Readers’ wildlife videos

December 5, 2019 • 7:30 am

We’re back to the “readers’ wildlife” feature, and I’ll put up one video from a reader and supplement it with two penguin videos I took.

First, reader John Runnels from Louisiana sent a video from Baton Rouge with a gazillion pelicans. His notes simply say this: “White Pelicans, University Lake, Baton Rouge, LA, 14 November 2019.”. The American white pelican has the binomial Pelecanus erythrorhynchos.  

By the way, if you have anything to do with Cornell’s great All About Birds site, could you tell them to put the scientific binomial of the birds on their pages? I can’t find it, and thus don’t often link to their site. Tell me, for instance, where you can find the Latin binomial on the page for white pelicans!

John’s videos:

Here’s another one of John’s from late October, called “Pelicans cleared for takeoff”:

My penguin videos. Here’s a gentoo penguin (Pygoscelis papua) walking clumsily around on Greenwich Island (see post here). After tumbling a bit, it toboggans, stands up, and has a satisfying scratch:

And here are some gentoo penguins porpoising in the waters around Vernadsky Research Base, the Ukrainian science station that we visited on November 20. (I miss Antarctica!) They may be clumsy on land, as above, but in the water they are agile and beautiful.

 

 

11 thoughts on “Readers’ wildlife videos

  1. All About Birds site: all the birds I’ve looked at have a scientific binomial displayed & you can search by binomial too. Click the “* Overview” tab immediately beneath the common name & you get all the outline info starting with, for example:

    American White Pelican
    Pelecanus erythrorhynchos
    ORDER: Pelecaniformes
    FAMILY: Pelecanidae

    P.S. The Looking for ID Help? feature is great for me, a non-birder, you “Get Instant ID help for 650+ North American birds,” it’s called “Merlin Bird ID” & it’s on all the pages as far as I’ve looked.

    1. P.S. in the first video by John Runnels [nice work!] I was puzzled as to why the pelicans are bunched up on the water while dipping for fish – that must usually reduce the prey availability per pelican, but this is explained on the * OVERVIEW tab:

      Sometimes, groups of pelicans work together to herd fish into the shallows for easy feeding. Look for them on inland lakes in summer and near coastlines in winter.

      1. Thanks for the info Michael. I miss watching the pelicans that often stopped at our lake in Iowa in the fall and spring. Pelicans almost always fish in groups and they do this for long periods. I have seen groups of 10 or 20 working together go along the banks driving the fish to shallow water. They will go clear around the 25 acre lake doing this.

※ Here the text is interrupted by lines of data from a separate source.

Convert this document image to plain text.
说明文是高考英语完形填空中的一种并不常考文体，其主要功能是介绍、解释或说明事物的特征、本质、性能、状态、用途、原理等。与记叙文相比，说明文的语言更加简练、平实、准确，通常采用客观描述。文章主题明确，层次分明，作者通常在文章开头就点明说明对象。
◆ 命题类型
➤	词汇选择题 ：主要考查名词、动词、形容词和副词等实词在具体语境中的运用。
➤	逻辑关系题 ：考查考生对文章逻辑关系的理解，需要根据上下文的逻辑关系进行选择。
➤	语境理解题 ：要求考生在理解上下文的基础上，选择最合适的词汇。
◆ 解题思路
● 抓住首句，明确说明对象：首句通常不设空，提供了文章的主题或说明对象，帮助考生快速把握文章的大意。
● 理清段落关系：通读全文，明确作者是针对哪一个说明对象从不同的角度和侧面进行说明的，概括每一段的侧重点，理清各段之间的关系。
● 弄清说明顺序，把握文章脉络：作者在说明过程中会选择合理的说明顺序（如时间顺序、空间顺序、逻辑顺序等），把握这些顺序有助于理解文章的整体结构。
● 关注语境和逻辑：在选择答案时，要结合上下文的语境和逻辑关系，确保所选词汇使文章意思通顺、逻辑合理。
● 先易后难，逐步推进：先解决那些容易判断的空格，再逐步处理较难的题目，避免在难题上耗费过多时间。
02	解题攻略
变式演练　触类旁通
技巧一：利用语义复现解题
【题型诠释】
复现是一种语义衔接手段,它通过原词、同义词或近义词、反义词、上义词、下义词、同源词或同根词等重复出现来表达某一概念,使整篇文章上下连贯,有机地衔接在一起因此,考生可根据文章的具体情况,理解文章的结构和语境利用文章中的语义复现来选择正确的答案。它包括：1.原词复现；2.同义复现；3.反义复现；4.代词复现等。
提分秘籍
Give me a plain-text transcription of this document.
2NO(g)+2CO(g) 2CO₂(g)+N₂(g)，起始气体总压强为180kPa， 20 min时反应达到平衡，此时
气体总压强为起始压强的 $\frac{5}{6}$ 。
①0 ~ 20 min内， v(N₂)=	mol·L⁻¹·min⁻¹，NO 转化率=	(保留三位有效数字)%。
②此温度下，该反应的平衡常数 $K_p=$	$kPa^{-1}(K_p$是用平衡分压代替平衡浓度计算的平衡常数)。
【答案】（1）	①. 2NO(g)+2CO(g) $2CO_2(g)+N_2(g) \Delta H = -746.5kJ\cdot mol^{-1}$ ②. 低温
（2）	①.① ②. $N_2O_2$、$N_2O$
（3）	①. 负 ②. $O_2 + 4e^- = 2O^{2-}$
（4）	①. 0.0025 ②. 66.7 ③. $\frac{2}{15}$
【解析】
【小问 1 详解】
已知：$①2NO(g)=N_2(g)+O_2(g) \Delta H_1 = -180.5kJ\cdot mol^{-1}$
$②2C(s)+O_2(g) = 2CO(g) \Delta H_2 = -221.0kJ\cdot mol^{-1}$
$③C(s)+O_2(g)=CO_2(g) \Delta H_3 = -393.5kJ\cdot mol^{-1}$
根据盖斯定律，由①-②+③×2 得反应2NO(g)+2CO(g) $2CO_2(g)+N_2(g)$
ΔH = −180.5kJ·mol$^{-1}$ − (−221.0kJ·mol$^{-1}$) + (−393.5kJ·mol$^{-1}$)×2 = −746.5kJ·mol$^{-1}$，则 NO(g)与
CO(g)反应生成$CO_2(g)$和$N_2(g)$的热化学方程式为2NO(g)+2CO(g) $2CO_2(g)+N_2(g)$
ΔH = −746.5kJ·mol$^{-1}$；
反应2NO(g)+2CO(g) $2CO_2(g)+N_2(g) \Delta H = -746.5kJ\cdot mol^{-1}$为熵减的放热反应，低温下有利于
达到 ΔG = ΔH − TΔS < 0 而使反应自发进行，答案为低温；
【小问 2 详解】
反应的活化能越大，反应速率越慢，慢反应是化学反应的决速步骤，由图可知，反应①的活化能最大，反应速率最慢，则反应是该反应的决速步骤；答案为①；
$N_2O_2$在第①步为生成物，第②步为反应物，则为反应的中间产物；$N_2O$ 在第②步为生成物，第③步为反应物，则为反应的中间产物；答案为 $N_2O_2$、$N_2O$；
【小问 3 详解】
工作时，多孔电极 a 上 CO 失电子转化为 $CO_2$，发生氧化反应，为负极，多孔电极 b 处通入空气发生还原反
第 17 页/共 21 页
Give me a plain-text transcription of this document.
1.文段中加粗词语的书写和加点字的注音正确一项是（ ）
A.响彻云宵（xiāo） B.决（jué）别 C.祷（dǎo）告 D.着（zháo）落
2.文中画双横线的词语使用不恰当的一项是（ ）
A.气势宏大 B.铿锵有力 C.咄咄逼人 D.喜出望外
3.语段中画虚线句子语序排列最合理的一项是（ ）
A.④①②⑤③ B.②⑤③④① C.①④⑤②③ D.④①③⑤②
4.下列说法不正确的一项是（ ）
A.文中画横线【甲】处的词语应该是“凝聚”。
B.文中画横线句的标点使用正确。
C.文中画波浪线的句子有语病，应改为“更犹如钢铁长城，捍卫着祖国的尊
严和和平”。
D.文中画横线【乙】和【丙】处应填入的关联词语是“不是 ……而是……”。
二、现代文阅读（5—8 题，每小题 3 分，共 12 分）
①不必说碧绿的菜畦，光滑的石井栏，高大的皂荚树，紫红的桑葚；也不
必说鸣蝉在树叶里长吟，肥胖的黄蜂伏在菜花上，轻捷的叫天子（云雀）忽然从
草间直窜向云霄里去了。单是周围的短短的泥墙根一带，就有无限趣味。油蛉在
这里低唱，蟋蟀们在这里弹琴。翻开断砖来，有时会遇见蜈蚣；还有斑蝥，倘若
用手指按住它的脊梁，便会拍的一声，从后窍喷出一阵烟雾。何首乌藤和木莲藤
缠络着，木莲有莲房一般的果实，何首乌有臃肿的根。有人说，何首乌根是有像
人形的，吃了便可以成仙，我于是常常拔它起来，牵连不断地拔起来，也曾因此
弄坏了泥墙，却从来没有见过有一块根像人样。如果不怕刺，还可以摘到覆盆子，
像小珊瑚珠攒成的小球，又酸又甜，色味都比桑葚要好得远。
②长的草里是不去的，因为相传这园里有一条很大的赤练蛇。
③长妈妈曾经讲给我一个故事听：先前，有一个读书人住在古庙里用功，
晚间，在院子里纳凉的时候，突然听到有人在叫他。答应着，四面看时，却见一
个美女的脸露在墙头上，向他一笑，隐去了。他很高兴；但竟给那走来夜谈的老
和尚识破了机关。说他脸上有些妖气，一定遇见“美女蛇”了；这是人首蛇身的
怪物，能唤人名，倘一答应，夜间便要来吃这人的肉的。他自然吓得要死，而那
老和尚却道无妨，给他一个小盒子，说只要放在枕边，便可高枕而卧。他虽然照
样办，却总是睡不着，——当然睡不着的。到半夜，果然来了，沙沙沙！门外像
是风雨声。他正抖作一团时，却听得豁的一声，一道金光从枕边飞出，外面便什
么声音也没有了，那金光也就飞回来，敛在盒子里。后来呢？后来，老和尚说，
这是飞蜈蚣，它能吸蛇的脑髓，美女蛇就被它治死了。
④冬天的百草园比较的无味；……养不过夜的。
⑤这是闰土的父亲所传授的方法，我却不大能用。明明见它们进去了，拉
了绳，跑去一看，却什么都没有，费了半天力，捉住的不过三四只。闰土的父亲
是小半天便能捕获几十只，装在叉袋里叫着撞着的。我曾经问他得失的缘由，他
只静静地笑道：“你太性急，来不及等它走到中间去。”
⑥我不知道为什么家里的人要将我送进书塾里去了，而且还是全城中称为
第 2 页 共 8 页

        1. I wondered how long it would take them to almost ‘fish out’ [barring the smartest, fastest & luckiest fish] that lake in the video. I have a picture in my head of the pelican gang moving from lake to lake hoovering up fish as they go. 🙂

      2. The recently Broadcast programme on Europe in David Attenborough’s new ‘Seven Worlds, One Planet’ series included fantastic footage of Great White Pelecans (Pelecanus onocrotalus) in the Danube delta mugging cormorants to steal fish from them .

  2. We saw a few dozen whit pelicans on the Snake River (Idaho) this summer and fall. We counted something like 100 in a flock on Lowell Lake. They are always a treat to see. I especially like their manner of flight which is very smooth and steady. They tend to stay in tight formation. Another aspect that is odd is the male beak growth during mating season. They grow a “fin” on the top beak.